There’s nothing like a heartfelt song to induce waves of nostalgia. That’s exactly what happened at Clark Hall on Thursday night. Generally, the campus band scene has been strictly contemporary rock but last week proved we have some old souls in our midst. First on the bill was country-bluegrass quartet Free Whisky—a name just as appealing to university students as their performance was to the room of loyal Clarkgoers. Their impressive outfit of instrumentation included everything from trombone and cajon box drums, to the more traditional banjo and harmonica, seamlessly blending to create a down-home, but always exciting, sound.

Written mainly by virtuosic lead vocalist Ben Wright, the brief but engaging songs showcased romantic prairie melodies and lyrics tinged with sweetness and sardonic humour. Crowd favourite “Eugene’s Body” featured lovable, crusty neighbourhood drunkard Eugene, while “Coffee Spoons” and “3 Long Hours” seemed to be a voyeuristic look into conversations between couples.

Whisky effectively harkened back to times past without sacrificing modern appeal. No one in the room could deny fiddler Chance Kellner’s skill for strings or her harmonic chemistry with Wright—a page right out of Belle and Sebastian’s prairie playbook. The addition of bongos and some Spanish guitar infused a flamenco flavour into the country vibe, a dissonance that was welcomed.

Whisky’s strength, though, was in their storytelling. Each set a rustic, melancholy painting of men at work in the mines, the women who waited for them, and the grumpy, old men who wanted their beer served at the bar’s backdoor.

An homage to the big band swing of the 20s and 30s, the King Street Swingers took the stage around 11 p.m. Clad in their finest suits, the band was composed of a collection of gentlemen who could undoubtedly out-swagger T.I. This eight-piece set, complete with full brass section, upright bass and an electric guitar straight out of American Bandstand, literally got their audience jumping, jiving and wailing.

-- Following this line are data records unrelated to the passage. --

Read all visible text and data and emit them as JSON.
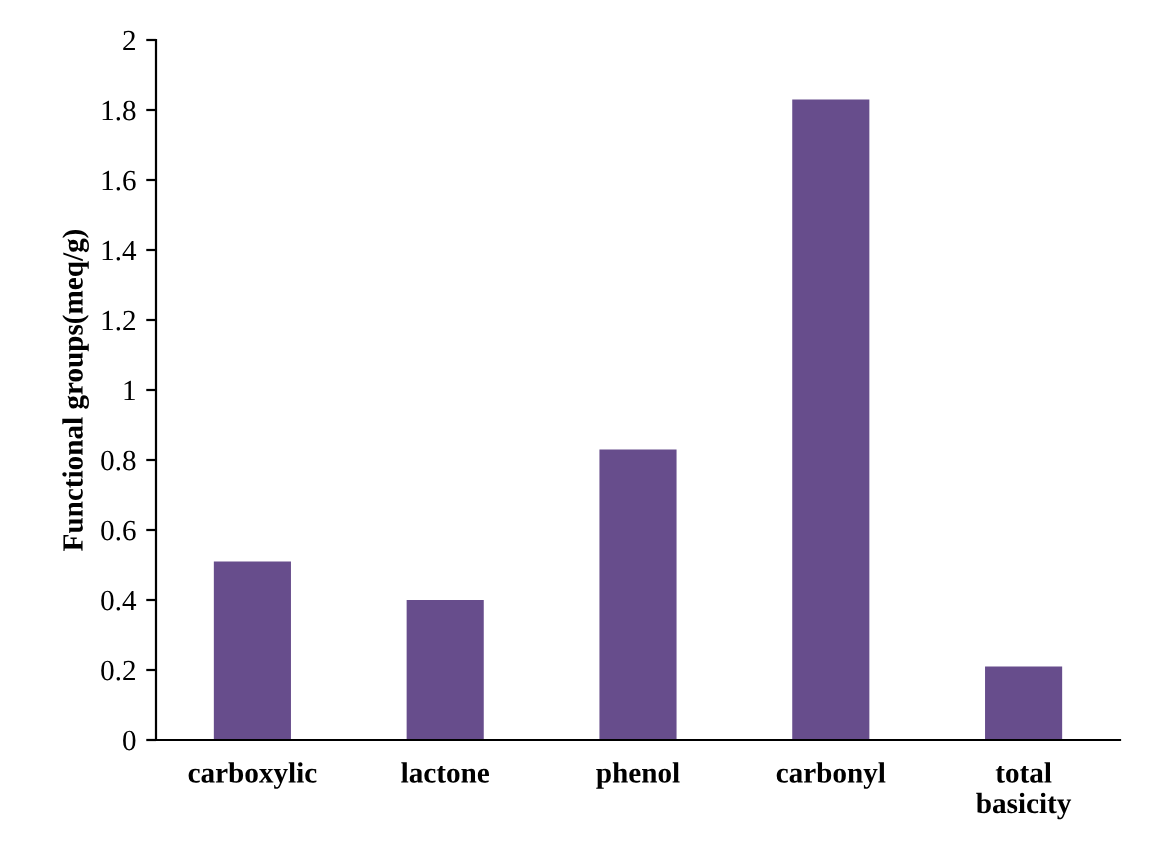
{
  "chart_data": {
    "type": "bar",
    "ylabel": "Functional groups(meq/g)",
    "categories": [
      "carboxylic",
      "lactone",
      "phenol",
      "carbonyl",
      "total\nbasicity"
    ],
    "values": [
      0.51,
      0.4,
      0.83,
      1.83,
      0.21
    ],
    "color": "#674d8c",
    "ylim": [
      0,
      2
    ],
    "yticks": [
      0,
      0.2,
      0.4,
      0.6,
      0.8,
      1,
      1.2,
      1.4,
      1.6,
      1.8,
      2
    ],
    "grid": false,
    "legend": false
  }
}
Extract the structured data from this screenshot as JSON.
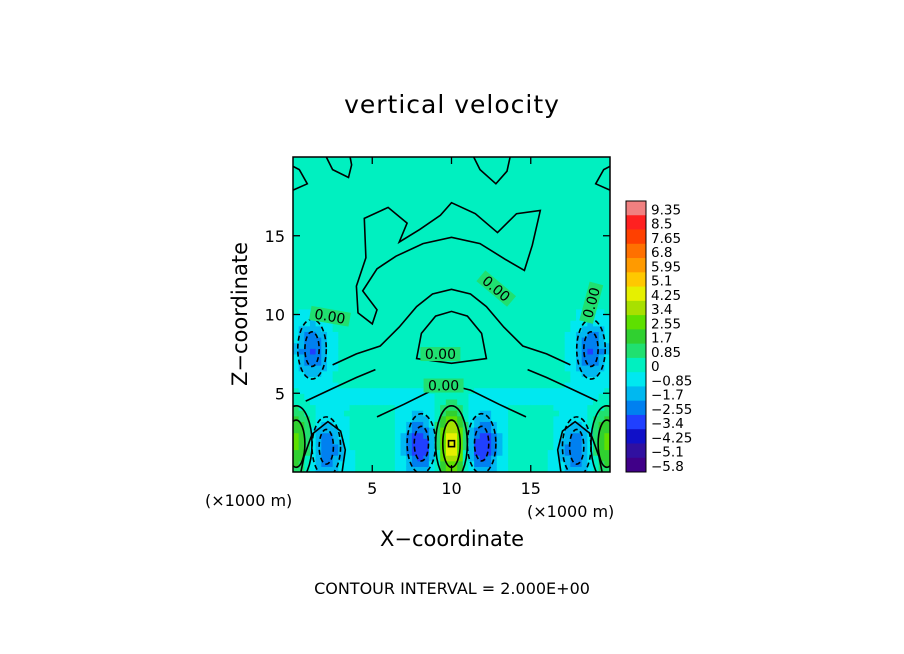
{
  "chart_data": {
    "type": "heatmap",
    "title": "vertical velocity",
    "xlabel": "X−coordinate",
    "ylabel": "Z−coordinate",
    "x_unit_label": "(×1000 m)",
    "x_unit_label_right": "(×1000 m)",
    "xlim": [
      0,
      20
    ],
    "ylim": [
      0,
      20
    ],
    "x_ticks": [
      5,
      10,
      15
    ],
    "x_tick_labels": [
      "5",
      "10",
      "15"
    ],
    "y_ticks": [
      5,
      10,
      15
    ],
    "y_tick_labels": [
      "5",
      "10",
      "15"
    ],
    "contour_interval_text": "CONTOUR INTERVAL = 2.000E+00",
    "contour_labels": [
      {
        "text": "0.00",
        "x": 2.3,
        "z": 9.7,
        "angle": 10
      },
      {
        "text": "0.00",
        "x": 9.3,
        "z": 7.3,
        "angle": 0
      },
      {
        "text": "0.00",
        "x": 9.5,
        "z": 5.3,
        "angle": 0
      },
      {
        "text": "0.00",
        "x": 12.7,
        "z": 11.5,
        "angle": 40
      },
      {
        "text": "0.00",
        "x": 19.0,
        "z": 10.7,
        "angle": -75
      }
    ],
    "colorbar": {
      "levels": [
        9.35,
        8.5,
        7.65,
        6.8,
        5.95,
        5.1,
        4.25,
        3.4,
        2.55,
        1.7,
        0.85,
        0,
        -0.85,
        -1.7,
        -2.55,
        -3.4,
        -4.25,
        -5.1,
        -5.8
      ],
      "labels": [
        "9.35",
        "8.5",
        "7.65",
        "6.8",
        "5.95",
        "5.1",
        "4.25",
        "3.4",
        "2.55",
        "1.7",
        "0.85",
        "0",
        "−0.85",
        "−1.7",
        "−2.55",
        "−3.4",
        "−4.25",
        "−5.1",
        "−5.8"
      ],
      "colors": [
        "#f08080",
        "#ff2020",
        "#ff4000",
        "#ff7000",
        "#ff9a00",
        "#ffc800",
        "#e6f000",
        "#a8e000",
        "#5ee000",
        "#30d030",
        "#20e070",
        "#00f0c0",
        "#00e8f0",
        "#00b8f0",
        "#0080f0",
        "#2040ff",
        "#1010c8",
        "#3010a0",
        "#400088"
      ]
    },
    "features": [
      {
        "kind": "updraft",
        "x": 10.0,
        "z": 1.8,
        "peak": 5.0
      },
      {
        "kind": "downdraft",
        "x": 8.1,
        "z": 1.8,
        "peak": -3.8
      },
      {
        "kind": "downdraft",
        "x": 11.9,
        "z": 1.8,
        "peak": -3.8
      },
      {
        "kind": "downdraft",
        "x": 2.1,
        "z": 1.6,
        "peak": -2.8
      },
      {
        "kind": "downdraft",
        "x": 17.9,
        "z": 1.6,
        "peak": -2.8
      },
      {
        "kind": "downdraft",
        "x": 1.2,
        "z": 7.8,
        "peak": -3.0
      },
      {
        "kind": "downdraft",
        "x": 18.8,
        "z": 7.8,
        "peak": -3.0
      },
      {
        "kind": "updraft",
        "x": 0.2,
        "z": 1.8,
        "peak": 2.5
      },
      {
        "kind": "updraft",
        "x": 19.8,
        "z": 1.8,
        "peak": 2.5
      }
    ]
  }
}
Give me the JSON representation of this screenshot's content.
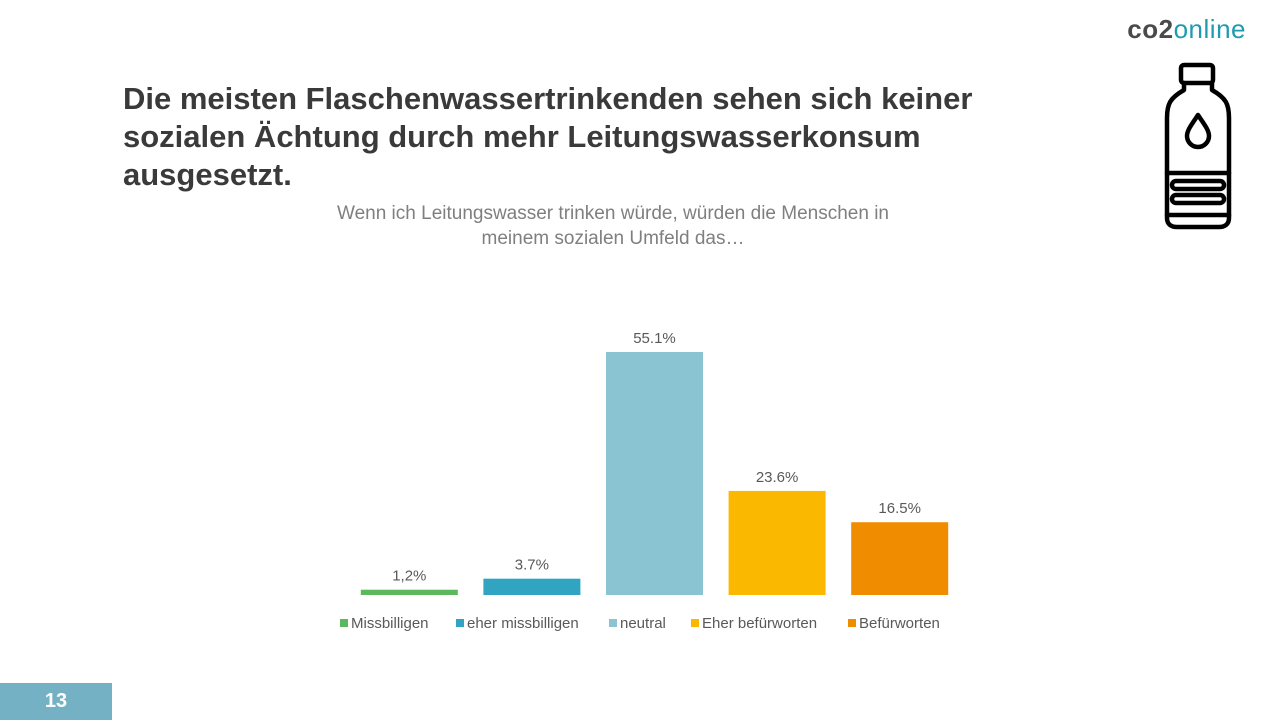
{
  "logo": {
    "part1": "co2",
    "part2": "online"
  },
  "title": "Die meisten Flaschenwassertrinkenden sehen sich keiner sozialen Ächtung durch mehr Leitungswasserkonsum ausgesetzt.",
  "subtitle_line1": "Wenn ich Leitungswasser trinken würde, würden die Menschen in",
  "subtitle_line2": "meinem sozialen Umfeld das…",
  "page_number": "13",
  "icon": "water-bottle-icon",
  "chart_data": {
    "type": "bar",
    "categories": [
      "Missbilligen",
      "eher missbilligen",
      "neutral",
      "Eher befürworten",
      "Befürworten"
    ],
    "values": [
      1.2,
      3.7,
      55.1,
      23.6,
      16.5
    ],
    "data_labels": [
      "1,2%",
      "3.7%",
      "55.1%",
      "23.6%",
      "16.5%"
    ],
    "colors": [
      "#5cb85c",
      "#31a4c2",
      "#8ac3d1",
      "#fbb800",
      "#f08c00"
    ],
    "legend": "bottom",
    "grid": false,
    "ylim": [
      0,
      55.1
    ]
  }
}
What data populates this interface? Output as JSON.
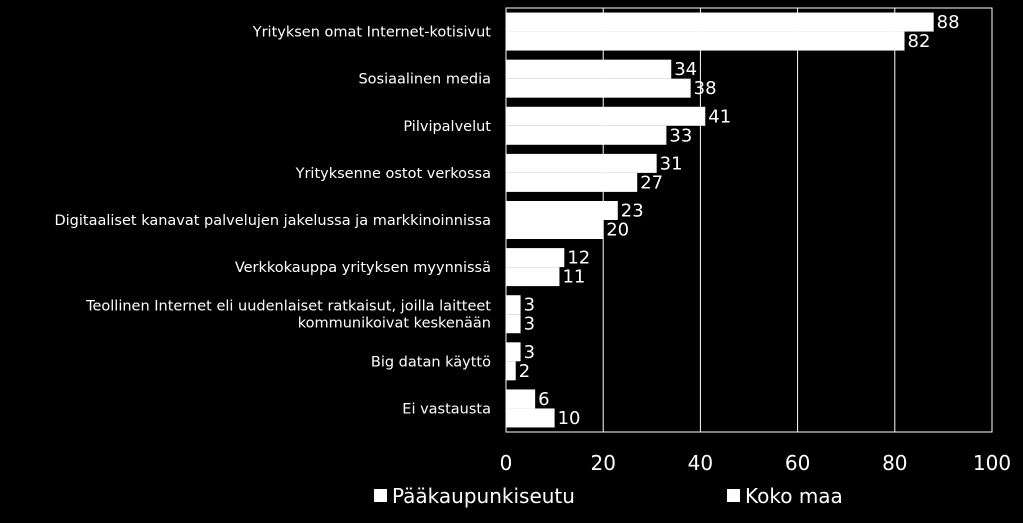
{
  "chart_data": {
    "type": "bar",
    "orientation": "horizontal",
    "categories": [
      [
        "Yrityksen omat Internet-kotisivut"
      ],
      [
        "Sosiaalinen media"
      ],
      [
        "Pilvipalvelut"
      ],
      [
        "Yrityksenne ostot verkossa"
      ],
      [
        "Digitaaliset kanavat palvelujen jakelussa ja markkinoinnissa"
      ],
      [
        "Verkkokauppa yrityksen myynnissä"
      ],
      [
        "Teollinen Internet eli uudenlaiset ratkaisut, joilla laitteet",
        "kommunikoivat keskenään"
      ],
      [
        "Big datan käyttö"
      ],
      [
        "Ei vastausta"
      ]
    ],
    "series": [
      {
        "name": "Pääkaupunkiseutu",
        "values": [
          88,
          34,
          41,
          31,
          23,
          12,
          3,
          3,
          6
        ],
        "color": "#ffffff"
      },
      {
        "name": "Koko maa",
        "values": [
          82,
          38,
          33,
          27,
          20,
          11,
          3,
          2,
          10
        ],
        "color": "#ffffff"
      }
    ],
    "xlim": [
      0,
      100
    ],
    "xticks": [
      0,
      20,
      40,
      60,
      80,
      100
    ],
    "grid": true,
    "legend_position": "bottom"
  }
}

Apparently us modern recessionistas can dance just as well as the originals.

Of special note were both the lead vocalist’s Louis Armstrong-esque signature growl and the sparkling turn of the trombone. Though a risky throwback to AM Radio, the Swingers pulled it off with selections from a canon of more popular swing numbers such as “Sing, Sing, Sing” and a jazzy rendition of “Fly Me To The Moon”.

It just goes to show that when it comes down to swingers and whisky, we’re all a little bit old school.